From these two plots, we can see that in both cases female tends to spend much less money on gambling than male. It is interesting to see that people with higher socialeconomic status spend less while people with higher income spend more.
gamblemod=lm(gamble~sex+status+income+verbal)
summary(gamblemod)
##
## Call:
## lm(formula = gamble ~ sex + status + income + verbal)
##
## Residuals:
## Min 1Q Median 3Q Max
## -51.08 -11.32 -1.45 9.45 94.25
##
## Coefficients:
## Estimate Std.

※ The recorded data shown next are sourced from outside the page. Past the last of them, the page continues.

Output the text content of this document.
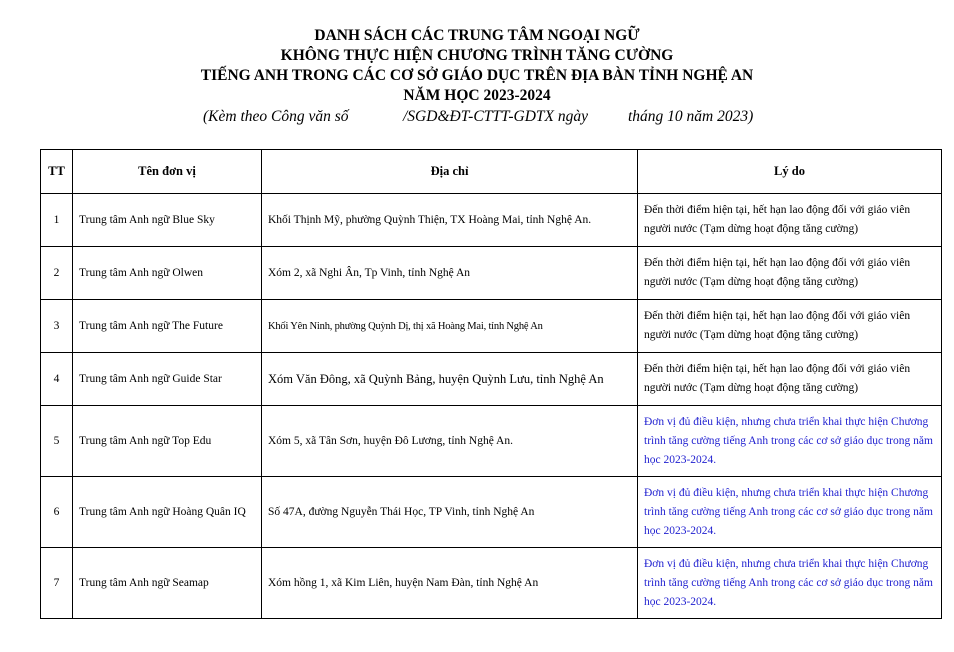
DANH SÁCH CÁC TRUNG TÂM NGOẠI NGỮ
KHÔNG THỰC HIỆN CHƯƠNG TRÌNH TĂNG CƯỜNG
TIẾNG ANH TRONG CÁC CƠ SỞ GIÁO DỤC TRÊN ĐỊA BÀN TỈNH NGHỆ AN
NĂM HỌC 2023-2024
(Kèm theo Công văn số	/SGD&ĐT-CTTT-GDTX ngày	tháng 10 năm 2023)
TT	Tên đơn vị	Địa chỉ	Lý do
1	Trung tâm Anh ngữ Blue Sky	Khối Thịnh Mỹ, phường Quỳnh Thiện, TX Hoàng Mai, tỉnh Nghệ An.	Đến thời điểm hiện tại, hết hạn lao động đối với giáo viên người nước (Tạm dừng hoạt động tăng cường)
2	Trung tâm Anh ngữ Olwen	Xóm 2, xã Nghi Ân, Tp Vinh, tỉnh Nghệ An	Đến thời điểm hiện tại, hết hạn lao động đối với giáo viên người nước (Tạm dừng hoạt động tăng cường)
3	Trung tâm Anh ngữ The Future	Khối Yên Ninh, phường Quỳnh Dị, thị xã Hoàng Mai, tỉnh Nghệ An	Đến thời điểm hiện tại, hết hạn lao động đối với giáo viên người nước (Tạm dừng hoạt động tăng cường)
4	Trung tâm Anh ngữ Guide Star	Xóm Văn Đông, xã Quỳnh Bảng, huyện Quỳnh Lưu, tỉnh Nghệ An	Đến thời điểm hiện tại, hết hạn lao động đối với giáo viên người nước (Tạm dừng hoạt động tăng cường)
5	Trung tâm Anh ngữ Top Edu	Xóm 5, xã Tân Sơn, huyện Đô Lương, tỉnh Nghệ An.	Đơn vị đủ điều kiện, nhưng chưa triển khai thực hiện Chương trình tăng cường tiếng Anh trong các cơ sở giáo dục trong năm học 2023-2024.
6	Trung tâm Anh ngữ Hoàng Quân IQ	Số 47A, đường Nguyễn Thái Học, TP Vinh, tỉnh Nghệ An	Đơn vị đủ điều kiện, nhưng chưa triển khai thực hiện Chương trình tăng cường tiếng Anh trong các cơ sở giáo dục trong năm học 2023-2024.
7	Trung tâm Anh ngữ Seamap	Xóm hồng 1, xã Kim Liên, huyện Nam Đàn, tỉnh Nghệ An	Đơn vị đủ điều kiện, nhưng chưa triển khai thực hiện Chương trình tăng cường tiếng Anh trong các cơ sở giáo dục trong năm học 2023-2024.
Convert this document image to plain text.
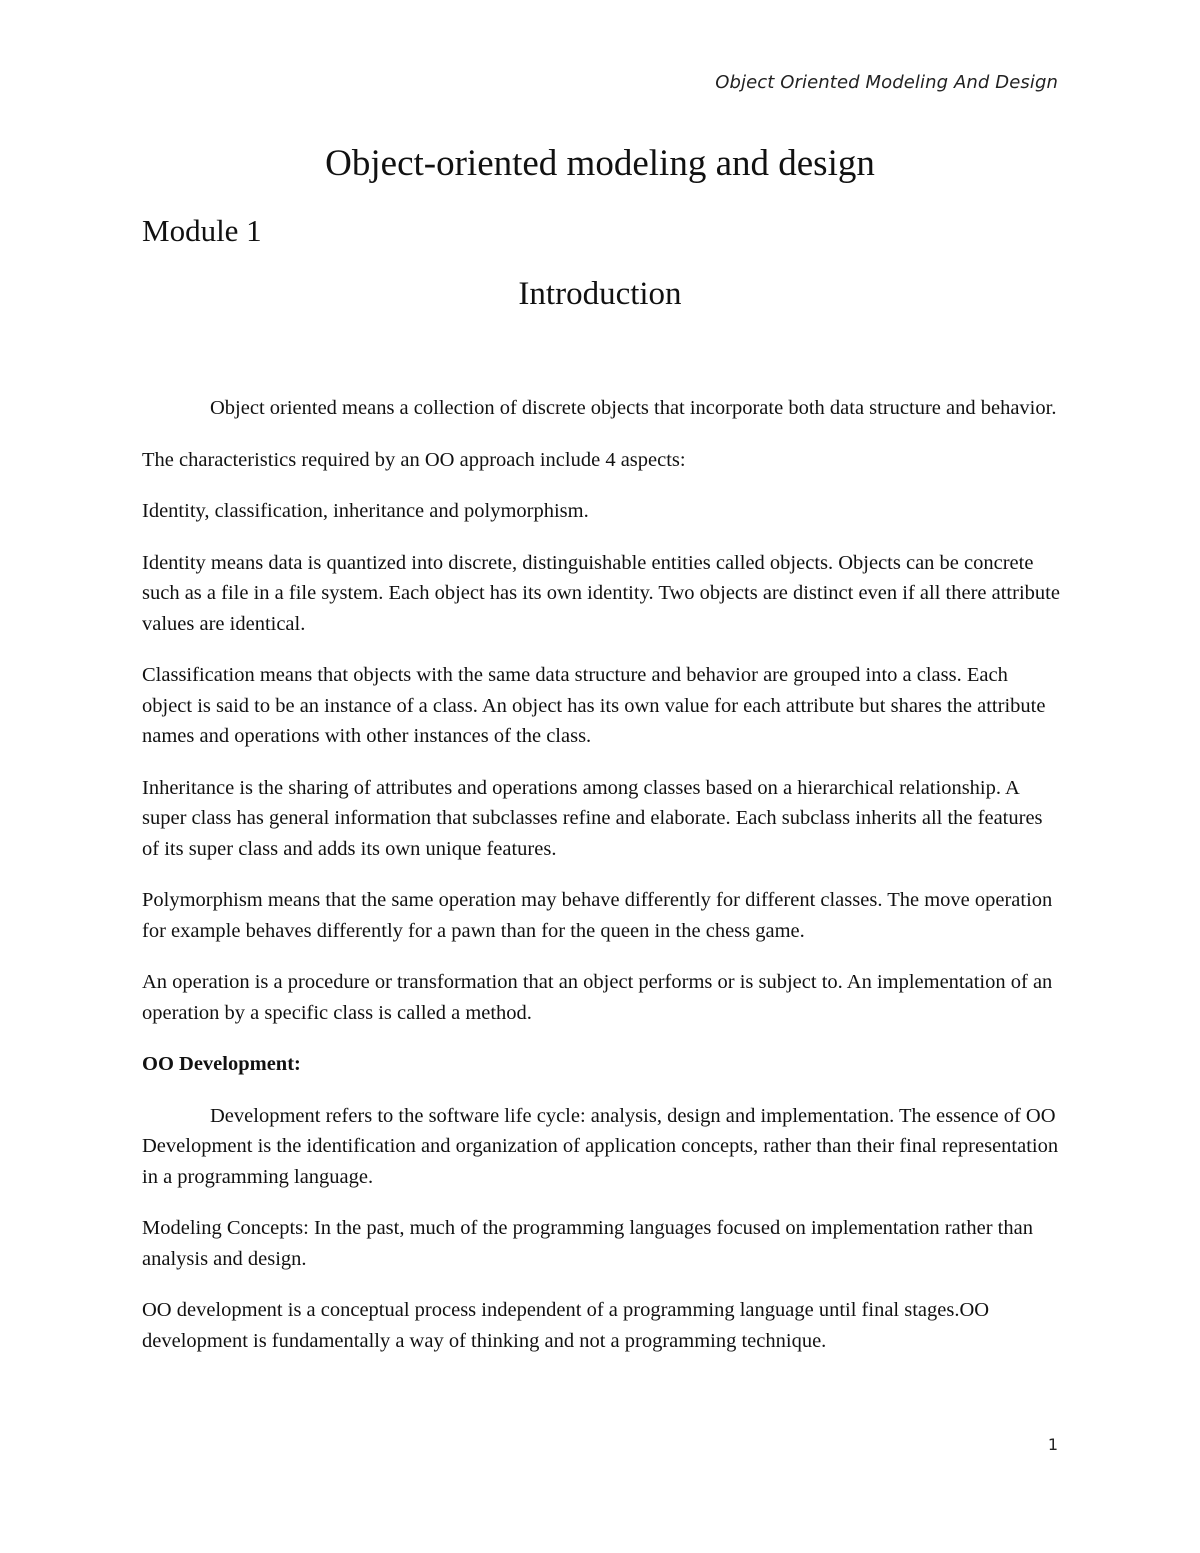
Object Oriented Modeling And Design
Object-oriented modeling and design
Module 1
Introduction

Object oriented means a collection of discrete objects that incorporate both data structure and behavior.

The characteristics required by an OO approach include 4 aspects:

Identity, classification, inheritance and polymorphism.

Identity means data is quantized into discrete, distinguishable entities called objects. Objects can be concrete such as a file in a file system. Each object has its own identity. Two objects are distinct even if all there attribute values are identical.

Classification means that objects with the same data structure and behavior are grouped into a class. Each object is said to be an instance of a class. An object has its own value for each attribute but shares the attribute names and operations with other instances of the class.

Inheritance is the sharing of attributes and operations among classes based on a hierarchical relationship. A super class has general information that subclasses refine and elaborate. Each subclass inherits all the features of its super class and adds its own unique features.

Polymorphism means that the same operation may behave differently for different classes. The move operation for example behaves differently for a pawn than for the queen in the chess game.

An operation is a procedure or transformation that an object performs or is subject to. An implementation of an operation by a specific class is called a method.

OO Development:

Development refers to the software life cycle: analysis, design and implementation. The essence of OO Development is the identification and organization of application concepts, rather than their final representation in a programming language.

Modeling Concepts: In the past, much of the programming languages focused on implementation rather than analysis and design.

OO development is a conceptual process independent of a programming language until final stages.OO development is fundamentally a way of thinking and not a programming technique.

1
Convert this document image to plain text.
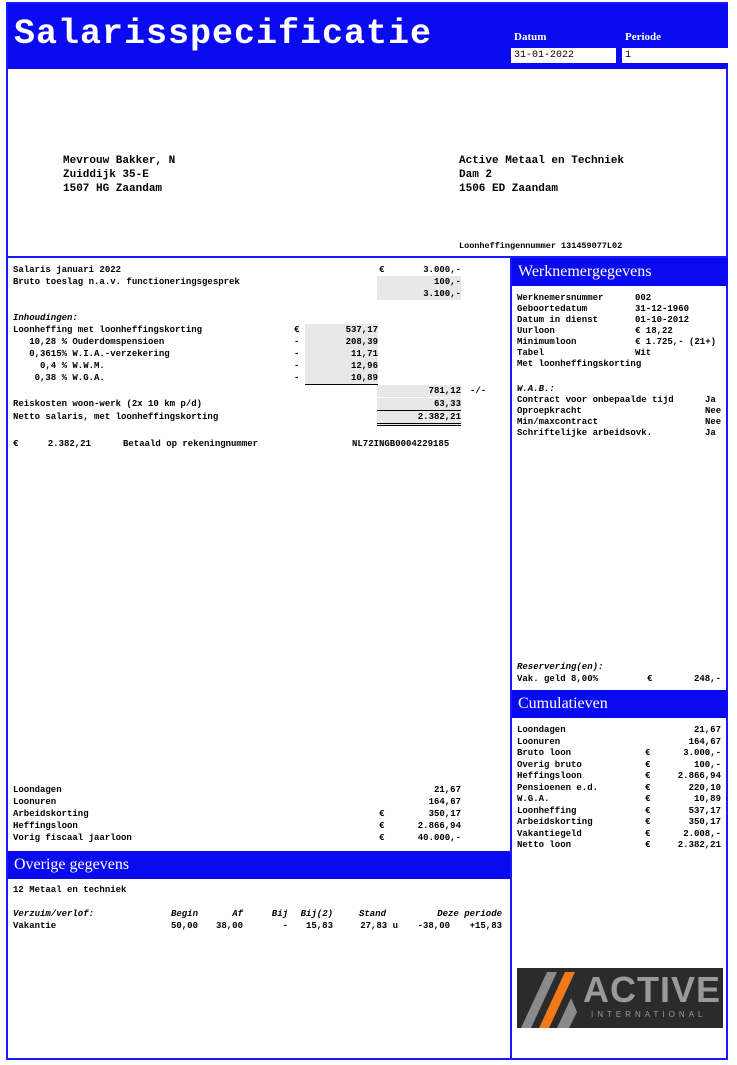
Salarisspecificatie	Datum	Periode
31-01-2022	1
Mevrouw Bakker, N
Zuiddijk 35-E
1507 HG Zaandam
Active Metaal en Techniek
Dam 2
1506 ED Zaandam
Loonheffingennummer 131459077L02
Salaris januari 2022	€	3.000,-
Bruto toeslag n.a.v. functioneringsgesprek	100,-
3.100,-
Inhoudingen:
Loonheffing met loonheffingskorting	€	537,17
10,28 % Ouderdomspensioen	-	208,39
0,3615% W.I.A.-verzekering	-	11,71
0,4 % W.W.M.	-	12,96
0,38 % W.G.A.	-	10,89
781,12 -/-
Reiskosten woon-werk (2x 10 km p/d)	63,33
Netto salaris, met loonheffingskorting	2.382,21
€	2.382,21	Betaald op rekeningnummer	NL72INGB0004229185
Loondagen	21,67
Loonuren	164,67
Arbeidskorting	€	350,17
Heffingsloon	€	2.866,94
Vorig fiscaal jaarloon	€	40.000,-
Overige gegevens
12 Metaal en techniek
Verzuim/verlof:	Begin	Af	Bij	Bij(2)	Stand	Deze periode
Vakantie	50,00	38,00	-	15,83	27,83 u	-38,00	+15,83
Werknemergegevens
Werknemersnummer	002
Geboortedatum	31-12-1960
Datum in dienst	01-10-2012
Uurloon	€ 18,22
Minimumloon	€ 1.725,- (21+)
Tabel	Wit
Met loonheffingskorting
W.A.B.:
Contract voor onbepaalde tijd	Ja
Oproepkracht	Nee
Min/maxcontract	Nee
Schriftelijke arbeidsovk.	Ja
Reservering(en):
Vak. geld 8,00%	€	248,-
Cumulatieven
Loondagen	21,67
Loonuren	164,67
Bruto loon	€	3.000,-
Overig bruto	€	100,-
Heffingsloon	€	2.866,94
Pensioenen e.d.	€	220,10
W.G.A.	€	10,89
Loonheffing	€	537,17
Arbeidskorting	€	350,17
Vakantiegeld	€	2.008,-
Netto loon	€	2.382,21
ACTIVE
INTERNATIONAL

Error t value Pr(>|t|)
## (Intercept) 22.5557 17.1968 1.31 0.20
## sex -22.1183 8.2111 -2.69 0.01 *
## status 0.0522 0.2811 0.19 0.85
## income 4.9620 1.0254 4.84 1.8e-05 ***
## verbal -2.9595 2.1722 -1.36 0.18
## ---
## Signif. codes: 0 '***' 0.001 '**' 0.01 '*' 0.05 '.' 0.1 ' ' 1
##
## Residual standard error: 22.7 on 42 degrees of freedom
## Multiple R-squared: 0.527, Adjusted R-squared: 0.482
## F-statistic: 11.7 on 4 and 42 DF, p-value: 1.81e-06
From the model we can see that sex and verbal have negative relationship with gamble expenditure, and income has positive relationship with gamble expenditure, which lies along with the results that we get from the graphs above. However, the status also has weak positive relationship with gamble expenditure while the plot above shows a negative relationship. This might due to outliers and influential point since the estimated coefficient is very small.